Ezra Dyer: The Mitsubishi Outlander Proves Me Wrong

2022-10-02 17:21:13 By : Ms. Fiona hu

As a former owner, I think the Outlander should’ve gone full Evo. The sales numbers say otherwise.

In 2007, Mitsubishi sold 23,285 Outlanders. I was one of those customers, with my wife and I bringing home a loaded XLS V-6, black with tan leather and the booming Rockford Fosgate sound system. I think it was around $25,000 out the door (remember when nobody paid sticker price?), including HID headlights, a split rear hatch with a real tailgate, and three rows of seats. Best of all, the Outlander XLS snuck in some enthusiast hardware to slightly diminish the crushing shame of trading in our manual BMW E36 M3 convertible for a practical crossover. Its all-wheel-drive system had a knob on the console that allowed you to bias torque to the rear axle. The steering wheel was flanked by huge column-mounted magnesium shift paddles that controlled a six-speed automatic. The roof was aluminum, to lower the center of gravity. Its 3.0-liter V-6 was maligned for making only 220 horsepower (often by my colleagues, to my face), but it could tow 3500 pounds and at least sounded racier than a four-banger.

Of course, the Outlander had its drawbacks. Those third-row seats looked like they were mocked up in a design studio out of cardboard and chicken wire and then mistakenly got put into production just like that. The interior seemed fine until your gaze strayed to the lower dash and door panels, where the plastic evoked melted-down carnival trinkets. And yeah, it could've used more power. But it had some personality, that Outlander. Get it in the snow, and you could kick out the rear end with the throttle. Try that in a Nissan Rogue.

Or, should I say, a 2022 Outlander. Which is really a badge-engineered Rogue. In nonhybrid guise, the latest Outlander gets a 181-hp naturally aspirated four-cylinder and a CVT. The fold-down tailgate is gone. So is the V-6. The tow rating is down to 2000 pounds. When the 2010 Outlander GT debuted at the Team O'Neil Rally School in New Hampshire—the better to show off its electronically controlled front differential—I thought Mitsubishi was moving toward a Lancer Evolution in a crossover package. As it turns out, the GT was as far in that direction as it ever went. From that point on, the mission was normcore to the max.

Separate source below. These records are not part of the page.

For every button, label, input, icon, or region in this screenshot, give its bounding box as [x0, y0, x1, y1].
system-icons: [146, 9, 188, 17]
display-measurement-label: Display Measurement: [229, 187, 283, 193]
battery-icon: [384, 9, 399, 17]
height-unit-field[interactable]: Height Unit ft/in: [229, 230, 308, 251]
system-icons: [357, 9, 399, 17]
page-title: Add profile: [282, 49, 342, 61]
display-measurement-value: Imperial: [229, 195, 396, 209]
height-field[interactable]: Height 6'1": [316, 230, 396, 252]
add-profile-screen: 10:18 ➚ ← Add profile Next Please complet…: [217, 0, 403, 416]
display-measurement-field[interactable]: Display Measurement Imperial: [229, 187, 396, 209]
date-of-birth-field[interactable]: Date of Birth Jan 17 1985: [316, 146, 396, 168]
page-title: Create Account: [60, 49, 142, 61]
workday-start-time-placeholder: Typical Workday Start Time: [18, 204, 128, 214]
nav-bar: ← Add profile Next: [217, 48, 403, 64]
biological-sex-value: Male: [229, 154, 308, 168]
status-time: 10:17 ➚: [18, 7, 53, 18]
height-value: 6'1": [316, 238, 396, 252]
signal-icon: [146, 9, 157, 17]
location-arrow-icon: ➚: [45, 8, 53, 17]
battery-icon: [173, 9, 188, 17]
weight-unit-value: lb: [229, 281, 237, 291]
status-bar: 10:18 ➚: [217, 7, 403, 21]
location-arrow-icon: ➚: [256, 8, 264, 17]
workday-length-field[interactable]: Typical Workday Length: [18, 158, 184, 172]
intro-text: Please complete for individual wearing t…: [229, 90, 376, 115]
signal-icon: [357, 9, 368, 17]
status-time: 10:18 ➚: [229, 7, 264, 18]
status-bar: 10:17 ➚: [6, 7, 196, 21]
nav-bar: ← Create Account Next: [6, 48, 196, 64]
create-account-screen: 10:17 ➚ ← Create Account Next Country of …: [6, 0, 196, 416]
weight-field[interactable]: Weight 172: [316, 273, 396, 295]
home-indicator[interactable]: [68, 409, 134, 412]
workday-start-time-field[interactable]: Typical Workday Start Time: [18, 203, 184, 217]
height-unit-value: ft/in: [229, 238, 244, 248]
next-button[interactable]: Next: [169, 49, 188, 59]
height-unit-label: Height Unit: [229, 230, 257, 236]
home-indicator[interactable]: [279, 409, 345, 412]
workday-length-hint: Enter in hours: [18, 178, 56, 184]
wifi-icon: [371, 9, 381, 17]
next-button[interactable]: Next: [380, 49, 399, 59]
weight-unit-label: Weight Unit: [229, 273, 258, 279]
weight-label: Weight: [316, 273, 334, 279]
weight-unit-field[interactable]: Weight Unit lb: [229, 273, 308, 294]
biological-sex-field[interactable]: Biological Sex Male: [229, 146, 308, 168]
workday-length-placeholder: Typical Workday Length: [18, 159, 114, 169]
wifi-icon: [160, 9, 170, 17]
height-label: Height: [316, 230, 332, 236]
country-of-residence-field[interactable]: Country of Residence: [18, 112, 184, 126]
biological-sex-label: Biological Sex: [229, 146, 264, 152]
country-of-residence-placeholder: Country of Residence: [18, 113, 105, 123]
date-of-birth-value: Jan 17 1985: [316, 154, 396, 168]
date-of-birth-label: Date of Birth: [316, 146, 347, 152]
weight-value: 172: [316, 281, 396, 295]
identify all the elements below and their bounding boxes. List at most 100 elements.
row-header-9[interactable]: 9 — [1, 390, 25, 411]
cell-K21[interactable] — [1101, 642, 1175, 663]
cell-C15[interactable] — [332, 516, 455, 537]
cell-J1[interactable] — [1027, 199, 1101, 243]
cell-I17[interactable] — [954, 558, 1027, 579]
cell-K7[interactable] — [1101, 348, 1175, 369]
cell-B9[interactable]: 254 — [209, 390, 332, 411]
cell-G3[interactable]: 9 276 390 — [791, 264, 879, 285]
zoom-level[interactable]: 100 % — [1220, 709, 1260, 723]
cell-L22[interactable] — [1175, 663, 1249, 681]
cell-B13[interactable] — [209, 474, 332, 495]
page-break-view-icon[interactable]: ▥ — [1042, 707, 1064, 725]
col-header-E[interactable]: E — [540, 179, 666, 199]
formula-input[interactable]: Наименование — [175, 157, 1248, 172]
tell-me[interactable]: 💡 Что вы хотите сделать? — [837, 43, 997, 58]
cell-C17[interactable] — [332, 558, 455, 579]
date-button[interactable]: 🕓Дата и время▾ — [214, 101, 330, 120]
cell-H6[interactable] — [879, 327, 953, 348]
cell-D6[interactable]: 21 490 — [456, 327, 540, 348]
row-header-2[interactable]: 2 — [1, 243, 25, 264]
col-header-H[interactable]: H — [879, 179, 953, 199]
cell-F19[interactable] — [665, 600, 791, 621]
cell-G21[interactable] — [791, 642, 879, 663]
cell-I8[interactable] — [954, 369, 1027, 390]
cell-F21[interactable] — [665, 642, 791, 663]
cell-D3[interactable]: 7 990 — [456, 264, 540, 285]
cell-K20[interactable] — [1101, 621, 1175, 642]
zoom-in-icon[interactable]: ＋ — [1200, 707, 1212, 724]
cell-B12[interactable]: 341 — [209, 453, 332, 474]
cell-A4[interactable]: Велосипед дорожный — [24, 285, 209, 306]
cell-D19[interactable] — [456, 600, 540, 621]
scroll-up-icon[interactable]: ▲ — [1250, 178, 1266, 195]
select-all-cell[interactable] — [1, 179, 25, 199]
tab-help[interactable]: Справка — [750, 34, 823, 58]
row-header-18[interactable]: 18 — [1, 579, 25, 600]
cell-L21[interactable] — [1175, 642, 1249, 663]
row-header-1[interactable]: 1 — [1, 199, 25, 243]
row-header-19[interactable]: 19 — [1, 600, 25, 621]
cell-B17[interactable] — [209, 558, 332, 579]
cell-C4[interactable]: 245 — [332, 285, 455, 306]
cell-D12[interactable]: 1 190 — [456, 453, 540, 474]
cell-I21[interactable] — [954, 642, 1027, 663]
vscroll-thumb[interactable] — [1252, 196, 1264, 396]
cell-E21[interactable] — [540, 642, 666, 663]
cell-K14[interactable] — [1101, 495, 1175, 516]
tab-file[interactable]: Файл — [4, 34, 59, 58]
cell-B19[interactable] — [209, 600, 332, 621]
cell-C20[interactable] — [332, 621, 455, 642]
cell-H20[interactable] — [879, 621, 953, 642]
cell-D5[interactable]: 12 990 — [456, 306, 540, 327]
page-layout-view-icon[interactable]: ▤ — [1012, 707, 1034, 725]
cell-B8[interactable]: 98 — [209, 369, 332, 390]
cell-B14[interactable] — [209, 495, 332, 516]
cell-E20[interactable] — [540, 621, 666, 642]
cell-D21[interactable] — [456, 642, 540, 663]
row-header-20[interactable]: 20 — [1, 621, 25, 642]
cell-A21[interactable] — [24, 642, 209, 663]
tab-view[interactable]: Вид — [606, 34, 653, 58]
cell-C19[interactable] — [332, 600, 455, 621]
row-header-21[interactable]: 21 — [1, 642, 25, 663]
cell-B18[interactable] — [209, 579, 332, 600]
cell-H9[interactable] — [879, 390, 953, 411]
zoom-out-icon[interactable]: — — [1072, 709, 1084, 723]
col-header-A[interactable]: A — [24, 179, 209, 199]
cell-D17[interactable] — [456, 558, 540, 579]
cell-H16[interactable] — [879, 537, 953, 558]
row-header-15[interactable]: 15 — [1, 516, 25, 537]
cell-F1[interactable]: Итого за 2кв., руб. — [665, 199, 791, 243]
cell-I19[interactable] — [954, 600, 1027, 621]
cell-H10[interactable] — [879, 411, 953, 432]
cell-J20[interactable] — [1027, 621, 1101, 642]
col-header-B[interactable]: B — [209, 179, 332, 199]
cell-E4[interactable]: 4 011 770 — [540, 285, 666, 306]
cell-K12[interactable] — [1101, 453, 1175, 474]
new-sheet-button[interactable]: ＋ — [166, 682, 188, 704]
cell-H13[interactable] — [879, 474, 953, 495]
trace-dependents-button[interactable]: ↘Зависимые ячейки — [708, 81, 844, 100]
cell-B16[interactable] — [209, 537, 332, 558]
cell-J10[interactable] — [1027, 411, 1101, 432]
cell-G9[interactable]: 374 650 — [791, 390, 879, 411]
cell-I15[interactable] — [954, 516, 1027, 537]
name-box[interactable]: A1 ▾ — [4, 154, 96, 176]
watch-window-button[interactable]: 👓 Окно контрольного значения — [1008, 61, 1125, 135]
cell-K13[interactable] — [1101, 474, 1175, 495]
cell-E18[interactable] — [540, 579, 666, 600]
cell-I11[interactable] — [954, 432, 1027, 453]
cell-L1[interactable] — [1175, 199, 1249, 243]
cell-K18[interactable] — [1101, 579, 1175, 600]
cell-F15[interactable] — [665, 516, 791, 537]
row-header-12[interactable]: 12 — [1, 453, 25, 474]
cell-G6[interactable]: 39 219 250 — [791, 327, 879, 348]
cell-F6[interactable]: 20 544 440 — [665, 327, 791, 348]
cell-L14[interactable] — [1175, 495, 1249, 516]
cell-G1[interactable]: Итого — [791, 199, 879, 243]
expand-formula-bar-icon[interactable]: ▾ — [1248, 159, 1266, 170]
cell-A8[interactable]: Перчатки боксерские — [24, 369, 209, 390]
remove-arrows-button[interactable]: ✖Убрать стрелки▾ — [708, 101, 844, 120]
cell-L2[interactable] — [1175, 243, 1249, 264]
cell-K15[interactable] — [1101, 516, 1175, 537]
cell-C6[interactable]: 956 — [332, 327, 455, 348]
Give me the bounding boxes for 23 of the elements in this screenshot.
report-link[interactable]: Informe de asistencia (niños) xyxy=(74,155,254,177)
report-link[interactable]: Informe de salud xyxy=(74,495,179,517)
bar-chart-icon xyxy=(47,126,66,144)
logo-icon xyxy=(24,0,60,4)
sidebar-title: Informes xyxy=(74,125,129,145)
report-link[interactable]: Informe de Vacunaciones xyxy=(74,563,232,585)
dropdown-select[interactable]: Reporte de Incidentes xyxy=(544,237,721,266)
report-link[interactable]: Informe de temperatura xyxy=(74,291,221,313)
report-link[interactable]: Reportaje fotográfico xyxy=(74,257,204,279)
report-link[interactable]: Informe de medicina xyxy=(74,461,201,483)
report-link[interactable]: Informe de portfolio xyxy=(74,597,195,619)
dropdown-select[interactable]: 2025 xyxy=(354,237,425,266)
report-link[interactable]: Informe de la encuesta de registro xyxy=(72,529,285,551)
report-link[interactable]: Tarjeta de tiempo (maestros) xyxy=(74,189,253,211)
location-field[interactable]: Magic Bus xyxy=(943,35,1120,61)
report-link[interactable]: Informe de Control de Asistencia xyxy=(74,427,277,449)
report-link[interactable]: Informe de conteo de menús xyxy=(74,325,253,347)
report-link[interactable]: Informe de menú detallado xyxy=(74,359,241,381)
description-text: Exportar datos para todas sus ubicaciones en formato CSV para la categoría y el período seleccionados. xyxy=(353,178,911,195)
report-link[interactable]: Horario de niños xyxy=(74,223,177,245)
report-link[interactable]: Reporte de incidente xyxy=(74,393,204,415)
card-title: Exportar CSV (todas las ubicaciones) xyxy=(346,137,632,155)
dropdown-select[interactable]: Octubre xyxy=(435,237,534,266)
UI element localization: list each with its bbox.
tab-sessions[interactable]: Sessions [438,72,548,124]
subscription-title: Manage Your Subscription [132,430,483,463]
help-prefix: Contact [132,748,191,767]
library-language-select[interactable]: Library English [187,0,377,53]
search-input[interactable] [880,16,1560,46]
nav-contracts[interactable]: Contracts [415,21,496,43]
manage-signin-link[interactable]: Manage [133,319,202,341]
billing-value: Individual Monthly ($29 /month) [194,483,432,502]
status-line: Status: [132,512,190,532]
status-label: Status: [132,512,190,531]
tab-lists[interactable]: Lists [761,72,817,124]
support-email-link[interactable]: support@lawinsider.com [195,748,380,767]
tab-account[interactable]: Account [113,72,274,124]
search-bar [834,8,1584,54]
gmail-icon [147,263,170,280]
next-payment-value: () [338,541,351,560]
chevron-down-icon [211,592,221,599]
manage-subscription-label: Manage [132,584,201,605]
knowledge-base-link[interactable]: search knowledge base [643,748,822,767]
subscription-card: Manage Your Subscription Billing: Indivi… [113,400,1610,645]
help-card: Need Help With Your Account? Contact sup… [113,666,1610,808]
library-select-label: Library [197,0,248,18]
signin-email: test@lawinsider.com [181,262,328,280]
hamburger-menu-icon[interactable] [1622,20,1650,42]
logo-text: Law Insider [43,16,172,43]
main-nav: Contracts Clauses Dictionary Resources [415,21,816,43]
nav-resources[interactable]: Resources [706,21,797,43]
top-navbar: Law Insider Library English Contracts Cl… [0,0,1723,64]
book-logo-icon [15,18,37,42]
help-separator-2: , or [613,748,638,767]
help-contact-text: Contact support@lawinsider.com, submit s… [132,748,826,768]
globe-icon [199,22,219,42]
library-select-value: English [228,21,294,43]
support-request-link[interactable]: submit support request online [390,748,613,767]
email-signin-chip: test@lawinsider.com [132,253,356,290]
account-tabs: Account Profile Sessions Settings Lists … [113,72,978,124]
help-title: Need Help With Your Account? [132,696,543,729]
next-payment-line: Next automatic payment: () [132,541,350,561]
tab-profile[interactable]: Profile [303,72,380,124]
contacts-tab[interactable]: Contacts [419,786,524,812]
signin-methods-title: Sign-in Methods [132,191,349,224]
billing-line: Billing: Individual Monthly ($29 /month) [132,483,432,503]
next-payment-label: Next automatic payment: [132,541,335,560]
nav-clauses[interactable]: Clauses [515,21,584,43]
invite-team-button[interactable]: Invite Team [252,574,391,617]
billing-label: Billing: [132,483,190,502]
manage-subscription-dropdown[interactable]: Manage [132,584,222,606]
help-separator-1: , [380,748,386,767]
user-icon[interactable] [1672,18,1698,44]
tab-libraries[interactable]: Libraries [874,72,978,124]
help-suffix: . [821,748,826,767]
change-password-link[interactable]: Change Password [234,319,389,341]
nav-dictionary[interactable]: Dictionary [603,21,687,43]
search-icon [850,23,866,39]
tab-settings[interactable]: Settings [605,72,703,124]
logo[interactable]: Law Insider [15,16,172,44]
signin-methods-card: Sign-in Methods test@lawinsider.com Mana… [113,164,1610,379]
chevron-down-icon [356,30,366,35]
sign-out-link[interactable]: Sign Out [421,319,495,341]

The new Outlander has a much nicer interior than mine did, and Mitsubishi has held the line admirably on pricing, which starts at $28,500. Fuel economy is much improved, from my Outlander's 19-mpg EPA combined rating to 26 mpg for a 2022 AWD model. And evidently, those attributes are more important than rally-friendly torque distribution and magnesium paddle shifters. Last year, amid the supply-chain disruptions that rocked the industry, Mitsubishi sold 36,133 Outlanders—almost 50 percent more sales than the 2007 model that I loved enough to buy.

Thus reminding me, for the millionth time, that enthusiast priorities do not align with the interests of mainstream car buyers. Most people just want a car that's nice and affordable and doesn't annoy them. A little personality is fine, as long as it's not distracting. The 2022 Outlander has that psychotropic reptilian front end to let the world know that you care enough about your car to want to be able to find it in a crowded parking lot. But other than that, it's soothing and reasonable. And I am allergic to thoroughly reasonable cars. I still want an Outlander Evo, but such a thing would not sell 33,000 copies a year. Probably more like 3300. Which doesn't exactly help Mitsubishi kick down the door to the American market. You know, Toyota has to sell a lot of Camrys and RAV4s to justify freaky fun side projects like the GR Corolla.

If there's hope for the Mitsubishi we once knew, the one that built Evos and Eclipse GSXs and 3000GTs, it might arrive in the form of electrification. To that end, Mitsubishi is ramping up production for a November rollout of the 2023 Outlander PHEV, and based on our first drive I'm delighted to say that it looks like kind of a freak: dual electric motors making 248 horsepower and 332 pound-feet of torque, along with DC fast-charging and a rear torque bias. I hope Mitsu sells all of them it can build.